Perhaps for that reason not many people are out and about in this small, middle-class, Jewish enclave in the West Bank between Jerusalem and Bethlehem. And most of those who are walking around have, perhaps surprisingly, Palestinian faces. They are a group of construction workers, who laugh when you mention the Israeli government's self-declared "freeze" on building in settlements.
The PA doesn't care about its people. If they don't want us to work in the settlements, they should invest in us instead i Najah Saadi operates a pile-driver. He has worked in Har Gilo five days a week for the last two years, commuting from his home in Ramallah. "I'm not happy about working here," he says. "But I don't feel I have a choice." He says he has a large family to support. "If I work in Ramallah I get a quarter of what I earn here on the settlements."
Mr Saadi has little time for the talk from the Palestinian Authority of a ban on Palestinians working in settlements. "They can't do that," he states baldly. "The PA doesn't care about its people. If they don't want us to work in the settlements, they should invest in us instead."
Cheap labour
A little further down the road Ilia Saditsky, an Israeli construction manager, is poring over blueprints with a Palestinian worker for eighteen new cottages which he plans to start building in the next few months. All of his builders will be Palestinians from the West Bank, he says. Mr Saditsky describes them as "hungry for work". "Even if they weren't so cheap, we'd still want to use them because they work so hard."
Were a ban to come into effect Mr Saditsky says he would have no choice but to bring in workers from Jerusalem. That, in turn, would mean the price of houses would go up. It is difficult to know precisely how many Palestinians work in the approximately 120 settlements dotted across the West Bank. One estimate puts it around 30,000.
And those Palestinians are coming up against an increasingly concerted campaign, led by the PA, against the settlements. On Monday Palestinian Authority President Mahmoud Abbas signed a law banning settlement produce from Palestinian shops in the West Bank. Traders who break the law face prison and a heavy fine.
And now senior officials in the PA have told the BBC that, come the end of the year, Palestinians will be breaking the law if they work in the settlements - despite the considerable economic pain this might cause.

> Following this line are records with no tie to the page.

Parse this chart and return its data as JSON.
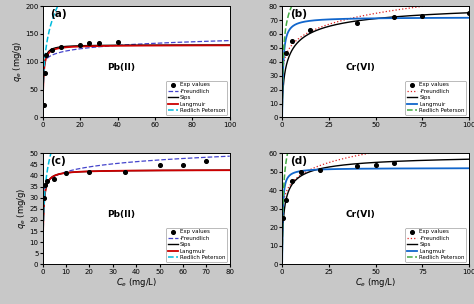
{
  "panels": [
    {
      "label": "(a)",
      "ion": "Pb(II)",
      "xlim": [
        0,
        100
      ],
      "ylim": [
        0,
        200
      ],
      "yticks": [
        0,
        50,
        100,
        150,
        200
      ],
      "xticks": [
        0,
        20,
        40,
        60,
        80,
        100
      ],
      "exp_x": [
        0.5,
        1.0,
        2.0,
        5.0,
        10.0,
        20.0,
        25.0,
        30.0,
        40.0
      ],
      "exp_y": [
        22,
        80,
        113,
        122,
        127,
        131,
        134,
        133,
        135
      ],
      "langmuir_qm": 130.0,
      "langmuir_KL": 2.5,
      "sips_qm": 130.5,
      "sips_KS": 2.5,
      "sips_n": 1.1,
      "freundlich_KF": 100.0,
      "freundlich_n": 0.07,
      "rp_A": 500.0,
      "rp_B": 4.0,
      "rp_g": 0.75,
      "freundlich_color": "#4444cc",
      "freundlich_style": "--",
      "sips_color": "#000000",
      "sips_style": "-",
      "langmuir_color": "#cc0000",
      "langmuir_style": "-",
      "rp_color": "#00bbdd",
      "rp_style": "--",
      "show_xlabel": false,
      "show_ylabel": true,
      "ion_x": 0.42,
      "ion_y": 0.45,
      "row": 0,
      "col": 0
    },
    {
      "label": "(b)",
      "ion": "Cr(VI)",
      "xlim": [
        0,
        100
      ],
      "ylim": [
        0,
        80
      ],
      "yticks": [
        0,
        10,
        20,
        30,
        40,
        50,
        60,
        70,
        80
      ],
      "xticks": [
        0,
        25,
        50,
        75,
        100
      ],
      "exp_x": [
        2.0,
        5.0,
        15.0,
        40.0,
        60.0,
        75.0,
        100.0
      ],
      "exp_y": [
        46,
        55,
        63,
        68,
        72,
        73,
        75
      ],
      "langmuir_qm": 72.0,
      "langmuir_KL": 1.8,
      "sips_qm": 85.0,
      "sips_KS": 0.3,
      "sips_n": 0.6,
      "freundlich_KF": 40.0,
      "freundlich_n": 0.16,
      "rp_A": 200.0,
      "rp_B": 2.8,
      "rp_g": 0.88,
      "freundlich_color": "#dd2222",
      "freundlich_style": ":",
      "sips_color": "#000000",
      "sips_style": "-",
      "langmuir_color": "#1166cc",
      "langmuir_style": "-",
      "rp_color": "#44aa44",
      "rp_style": "--",
      "show_xlabel": false,
      "show_ylabel": false,
      "ion_x": 0.42,
      "ion_y": 0.45,
      "row": 0,
      "col": 1
    },
    {
      "label": "(c)",
      "ion": "Pb(II)",
      "xlim": [
        0,
        80
      ],
      "ylim": [
        0,
        50
      ],
      "yticks": [
        0,
        5,
        10,
        15,
        20,
        25,
        30,
        35,
        40,
        45,
        50
      ],
      "xticks": [
        0,
        10,
        20,
        30,
        40,
        50,
        60,
        70,
        80
      ],
      "exp_x": [
        0.5,
        1.0,
        2.0,
        5.0,
        10.0,
        20.0,
        35.0,
        50.0,
        60.0,
        70.0
      ],
      "exp_y": [
        30.0,
        35.5,
        37.5,
        38.5,
        41.0,
        41.5,
        41.5,
        44.5,
        44.5,
        46.5
      ],
      "langmuir_qm": 42.5,
      "langmuir_KL": 3.0,
      "sips_qm": 42.5,
      "sips_KS": 3.0,
      "sips_n": 1.0,
      "freundlich_KF": 35.0,
      "freundlich_n": 0.075,
      "rp_A": 150.0,
      "rp_B": 3.5,
      "rp_g": 0.8,
      "freundlich_color": "#4444cc",
      "freundlich_style": "--",
      "sips_color": "#000000",
      "sips_style": "-",
      "langmuir_color": "#cc0000",
      "langmuir_style": "-",
      "rp_color": "#00bbdd",
      "rp_style": "--",
      "show_xlabel": true,
      "show_ylabel": true,
      "ion_x": 0.42,
      "ion_y": 0.45,
      "row": 1,
      "col": 0
    },
    {
      "label": "(d)",
      "ion": "Cr(VI)",
      "xlim": [
        0,
        100
      ],
      "ylim": [
        0,
        60
      ],
      "yticks": [
        0,
        10,
        20,
        30,
        40,
        50,
        60
      ],
      "xticks": [
        0,
        25,
        50,
        75,
        100
      ],
      "exp_x": [
        0.5,
        2.0,
        5.0,
        10.0,
        20.0,
        40.0,
        50.0,
        60.0
      ],
      "exp_y": [
        25.0,
        35.0,
        45.0,
        50.0,
        51.0,
        53.0,
        53.5,
        54.5
      ],
      "langmuir_qm": 52.0,
      "langmuir_KL": 3.0,
      "sips_qm": 60.0,
      "sips_KS": 0.8,
      "sips_n": 0.65,
      "freundlich_KF": 35.0,
      "freundlich_n": 0.14,
      "rp_A": 200.0,
      "rp_B": 3.5,
      "rp_g": 0.85,
      "freundlich_color": "#dd2222",
      "freundlich_style": ":",
      "sips_color": "#000000",
      "sips_style": "-",
      "langmuir_color": "#1166cc",
      "langmuir_style": "-",
      "rp_color": "#44aa44",
      "rp_style": "--",
      "show_xlabel": true,
      "show_ylabel": false,
      "ion_x": 0.42,
      "ion_y": 0.45,
      "row": 1,
      "col": 1
    }
  ],
  "exp_color": "#000000",
  "bg_color": "#c8c8c8"
}
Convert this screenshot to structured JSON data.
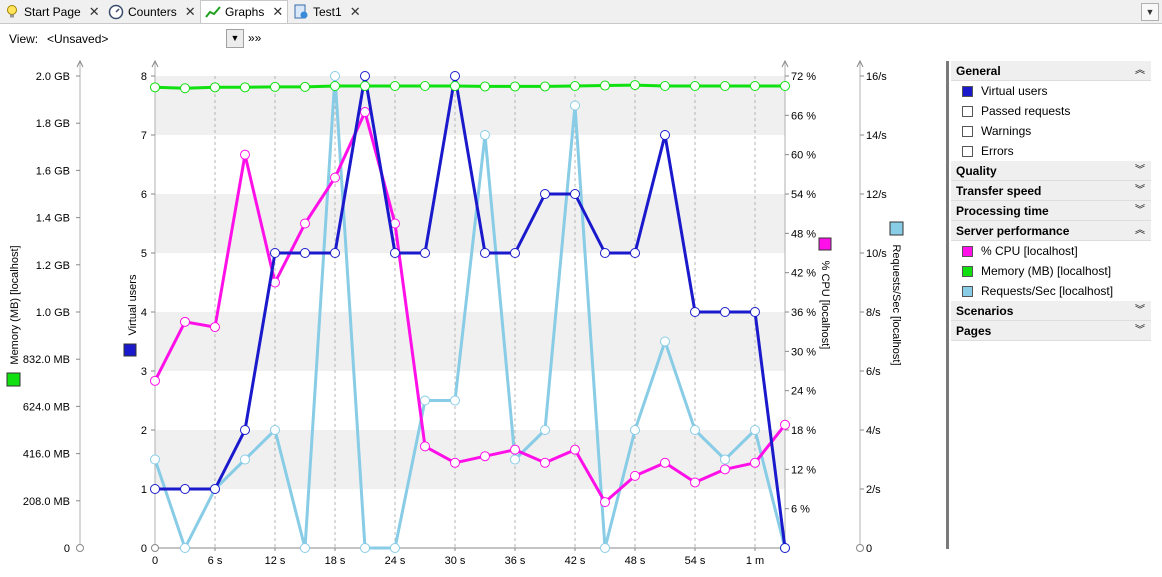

Palestinian Economy Minister Hasan Abu-Libdeh is helping to lead the drive. "The process we are embarked on will clean the Palestinian economy and society from any association with settlements," he says from his modest office in Ramallah.
He has little sympathy for those who say that they have no choice but to work in the settlements.
"It is a shame to be part of the lifeline of settlement activity," he says. "No Palestinian should."